Альвин поднял бокал и выпил за здоровье Ильзы. Она прильнула к нему, подняла на него глаза, их охватило пламя единения, полного согласия, они были единая семья, единый фронт. Анна Фолькман, сидевшая рядом с ними у бара, сказала жениху громко, так, что все слышали:
— Когда наконец и у нас так будет!
Она видела любовное объяснение Альвинов. Ганс Бойман кивнул и наморщил лоб, а госпожа Альвин сказала:
— Все будет в свое время.
Анна поинтересовалась, что делает теперь клиент Альвина, доктор Бенрат, неверный друг, он уже несколько месяцев не дает о себе знать.
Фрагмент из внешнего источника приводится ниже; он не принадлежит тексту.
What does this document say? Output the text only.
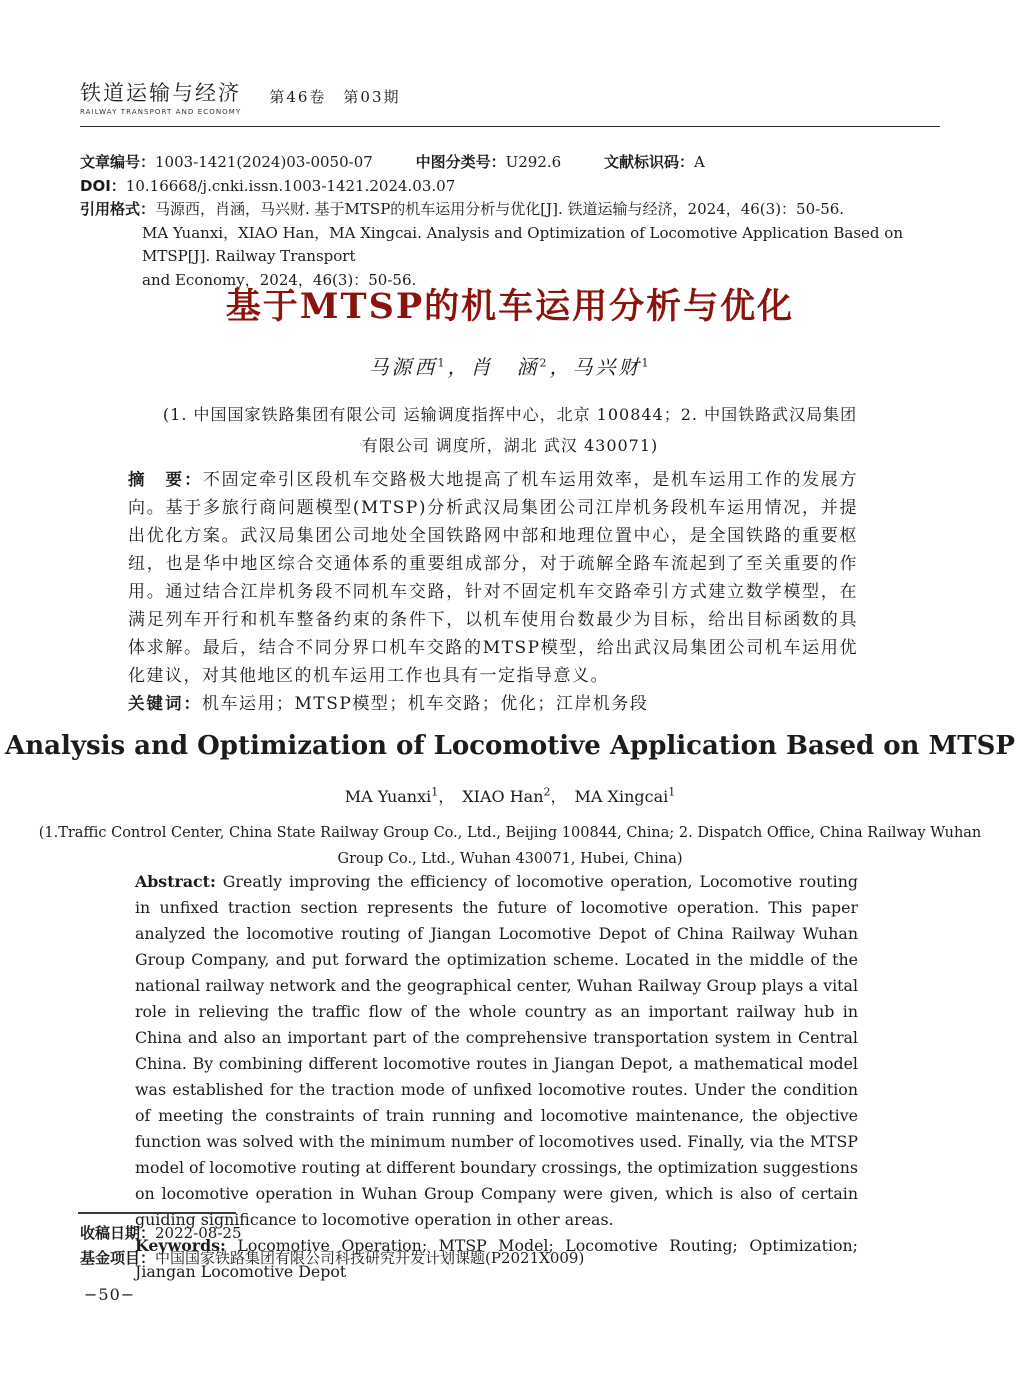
铁道运输与经济
RAILWAY TRANSPORT AND ECONOMY
第46卷　第03期
文章编号：1003-1421(2024)03-0050-07	中图分类号：U292.6	文献标识码：A
DOI：10.16668/j.cnki.issn.1003-1421.2024.03.07
引用格式：马源西，肖涵，马兴财. 基于MTSP的机车运用分析与优化[J]. 铁道运输与经济，2024，46(3)：50-56.
MA Yuanxi，XIAO Han，MA Xingcai. Analysis and Optimization of Locomotive Application Based on MTSP[J]. Railway Transport
and Economy，2024，46(3)：50-56.
基于MTSP的机车运用分析与优化
马源西$^1$，肖　涵$^2$，马兴财$^1$
(1. 中国国家铁路集团有限公司 运输调度指挥中心，北京 100844；2. 中国铁路武汉局集团
有限公司 调度所，湖北 武汉 430071)

摘　要：不固定牵引区段机车交路极大地提高了机车运用效率，是机车运用工作的发展方向。基于多旅行商问题模型(MTSP)分析武汉局集团公司江岸机务段机车运用情况，并提出优化方案。武汉局集团公司地处全国铁路网中部和地理位置中心，是全国铁路的重要枢纽，也是华中地区综合交通体系的重要组成部分，对于疏解全路车流起到了至关重要的作用。通过结合江岸机务段不同机车交路，针对不固定机车交路牵引方式建立数学模型，在满足列车开行和机车整备约束的条件下，以机车使用台数最少为目标，给出目标函数的具体求解。最后，结合不同分界口机车交路的MTSP模型，给出武汉局集团公司机车运用优化建议，对其他地区的机车运用工作也具有一定指导意义。

关键词：机车运用；MTSP模型；机车交路；优化；江岸机务段

Analysis and Optimization of Locomotive Application Based on MTSP
MA Yuanxi$^1$， XIAO Han$^2$， MA Xingcai$^1$
(1.Traffic Control Center, China State Railway Group Co., Ltd., Beijing 100844, China; 2. Dispatch Office, China Railway Wuhan
Group Co., Ltd., Wuhan 430071, Hubei, China)

Abstract: Greatly improving the efficiency of locomotive operation, Locomotive routing in unfixed traction section represents the future of locomotive operation. This paper analyzed the locomotive routing of Jiangan Locomotive Depot of China Railway Wuhan Group Company, and put forward the optimization scheme. Located in the middle of the national railway network and the geographical center, Wuhan Railway Group plays a vital role in relieving the traffic flow of the whole country as an important railway hub in China and also an important part of the comprehensive transportation system in Central China. By combining different locomotive routes in Jiangan Depot, a mathematical model was established for the traction mode of unfixed locomotive routes. Under the condition of meeting the constraints of train running and locomotive maintenance, the objective function was solved with the minimum number of locomotives used. Finally, via the MTSP model of locomotive routing at different boundary crossings, the optimization suggestions on locomotive operation in Wuhan Group Company were given, which is also of certain guiding significance to locomotive operation in other areas.

Keywords: Locomotive Operation; MTSP Model; Locomotive Routing; Optimization; Jiangan Locomotive Depot

收稿日期：2022-08-25
基金项目：中国国家铁路集团有限公司科技研究开发计划课题(P2021X009)
−50−
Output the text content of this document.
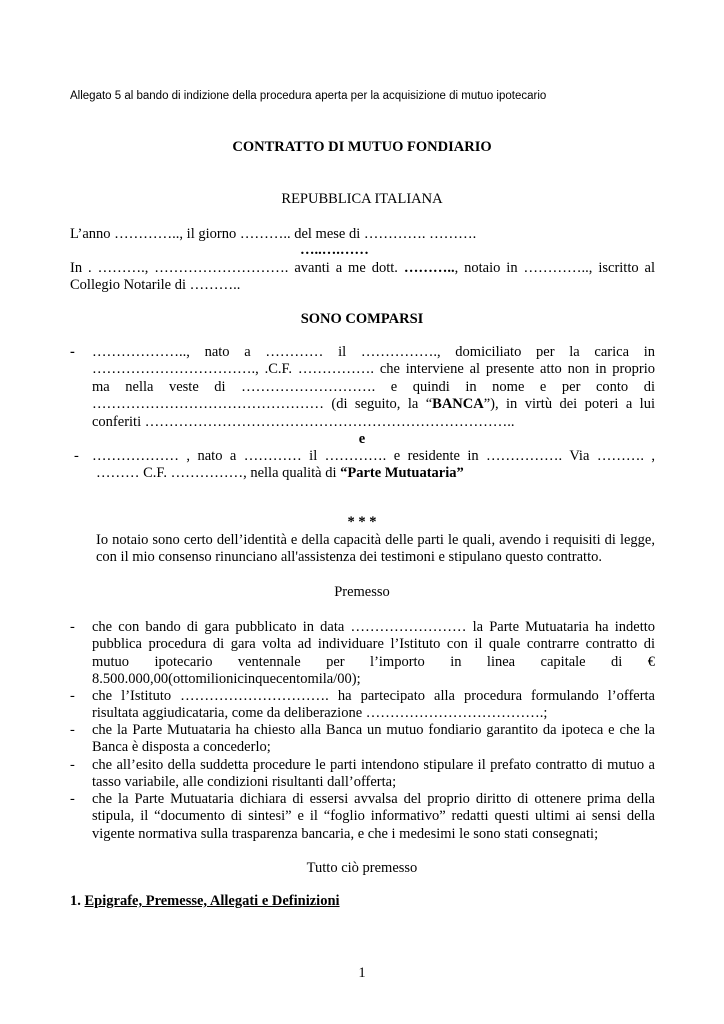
Allegato 5 al bando di indizione della procedura aperta per la acquisizione di mutuo ipotecario
CONTRATTO DI MUTUO FONDIARIO
REPUBBLICA ITALIANA
L’anno ………….., il giorno ……….. del mese di …………. ……….
…..….……
In . ………., ………………………. avanti a me dott. ……….., notaio in ………….., iscritto al
Collegio Notarile di ………..
SONO COMPARSI
- ……………….., nato a ………… il ……………., domiciliato per la carica in
……………………………., .C.F. ……………. che interviene al presente atto non in proprio
ma nella veste di ………………………. e quindi in nome e per conto di
………………………………………… (di seguito, la “BANCA”), in virtù dei poteri a lui
conferiti …………………………………………………………………..
e
- ……………… , nato a ………… il …………. e residente in ……………. Via ………. ,
……… C.F. ……………, nella qualità di “Parte Mutuataria”
* * *
Io notaio sono certo dell’identità e della capacità delle parti le quali, avendo i requisiti di legge,
con il mio consenso rinunciano all'assistenza dei testimoni e stipulano questo contratto.
Premesso
- che con bando di gara pubblicato in data …………………… la Parte Mutuataria ha indetto
pubblica procedura di gara volta ad individuare l’Istituto con il quale contrarre contratto di
mutuo ipotecario ventennale per l’importo in linea capitale di €
8.500.000,00(ottomilionicinquecentomila/00);
- che l’Istituto …………………………. ha partecipato alla procedura formulando l’offerta
risultata aggiudicataria, come da deliberazione ……………………………….;
- che la Parte Mutuataria ha chiesto alla Banca un mutuo fondiario garantito da ipoteca e che la
Banca è disposta a concederlo;
- che all’esito della suddetta procedure le parti intendono stipulare il prefato contratto di mutuo a
tasso variabile, alle condizioni risultanti dall’offerta;
- che la Parte Mutuataria dichiara di essersi avvalsa del proprio diritto di ottenere prima della
stipula, il “documento di sintesi” e il “foglio informativo” redatti questi ultimi ai sensi della
vigente normativa sulla trasparenza bancaria, e che i medesimi le sono stati consegnati;
Tutto ciò premesso
1. Epigrafe, Premesse, Allegati e Definizioni
1
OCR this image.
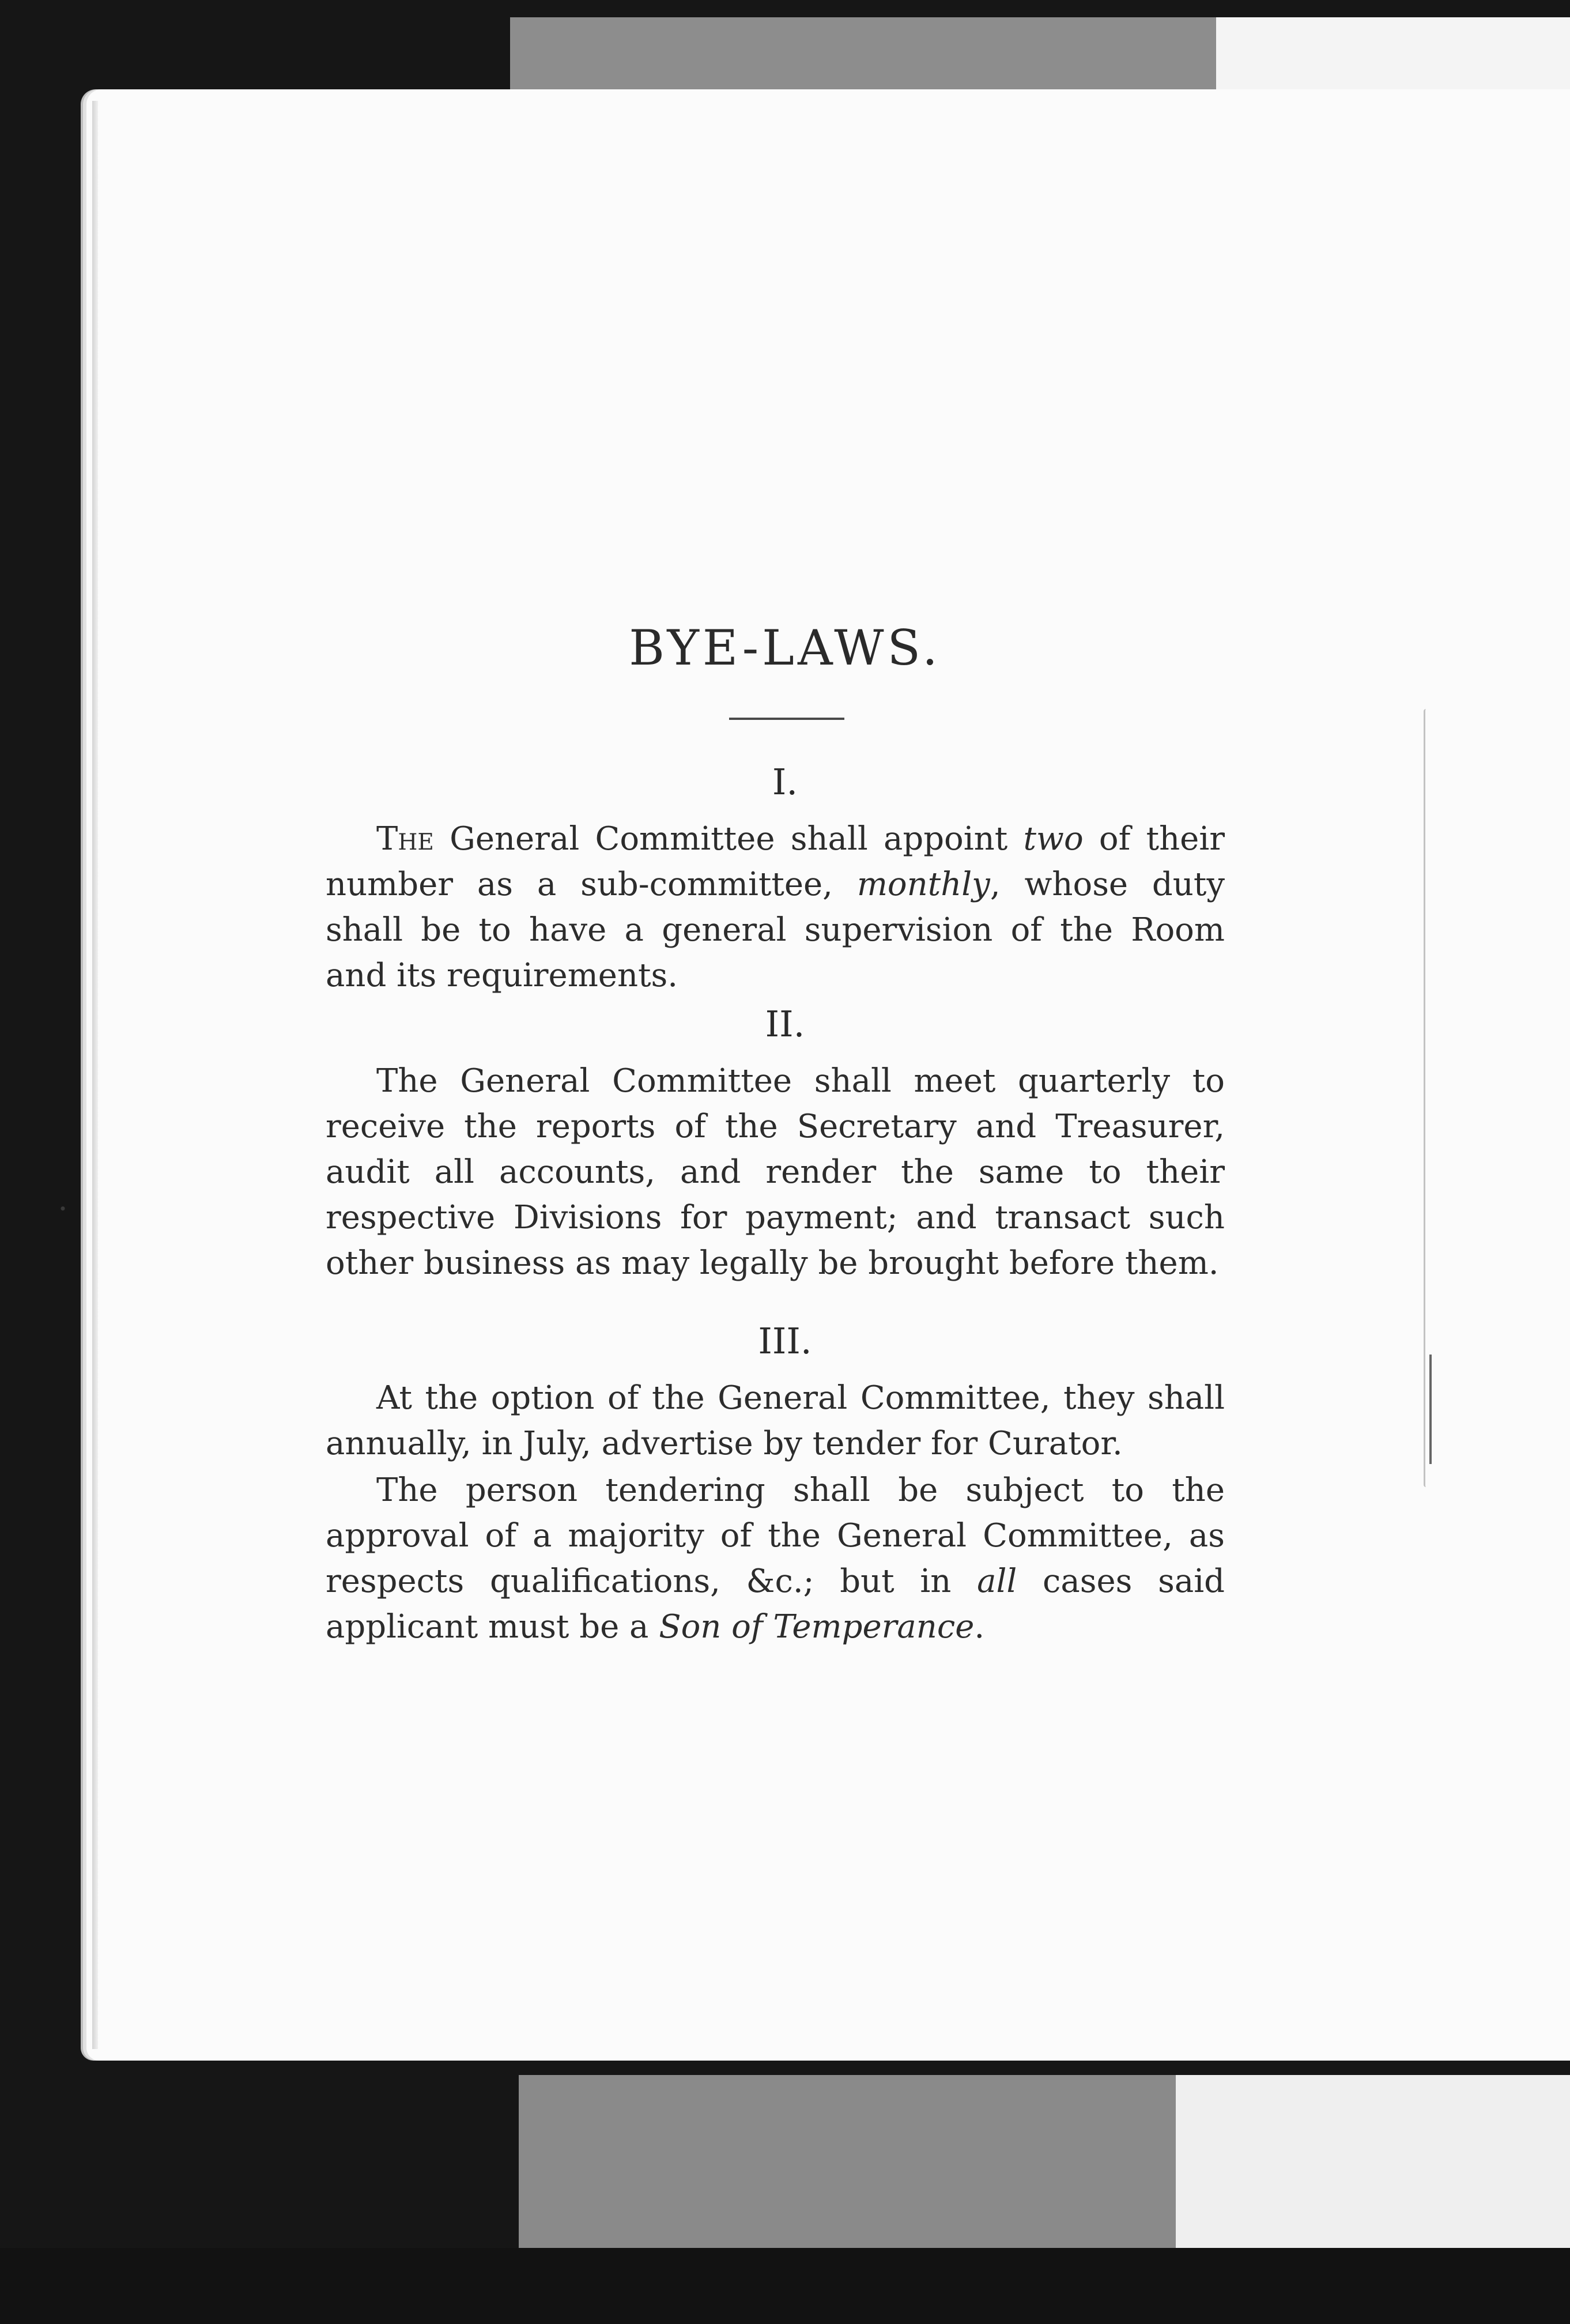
BYE-LAWS.
I.

The General Committee shall appoint two of their number as a sub-committee, monthly, whose duty shall be to have a general supervision of the Room and its requirements.

II.

The General Committee shall meet quarterly to receive the reports of the Secretary and Treasurer, audit all accounts, and render the same to their respective Divisions for payment; and transact such other business as may legally be brought before them.

III.

At the option of the General Committee, they shall annually, in July, advertise by tender for Curator.

The person tendering shall be subject to the approval of a majority of the General Committee, as respects qualifications, &c.; but in all cases said applicant must be a Son of Temperance.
Альвин ответил, что Бенрат уехал из Парижа в Берлин, но в Филиппсбург не вернется. А госпожа Альвин добавила: вот так получается, если в собственном доме порядка не поддерживаешь. Она всегда считала доктора Бенрата человеком ненадежным, а что он жену обманывал направо и налево, это все знали, н-да, гинеколог, а жена его была такая милая (Альвин помнил, что Ильза совсем иначе говорила о госпоже Бенрат при ее жизни), во всяком случае, Бирга намного превосходила владелицу магазина, которая ведь тоже замешана в эту историю. Тут в бар сквозь толпу протиснулись госпожа Фолькман и госпожа Францке, за ними, углубившись в разговор, следовали Бюсген и Сесиль. Госпожа Фолькман пришла, по всей видимости, затем, чтобы показать госпоже Францке свой заново отделанный бар.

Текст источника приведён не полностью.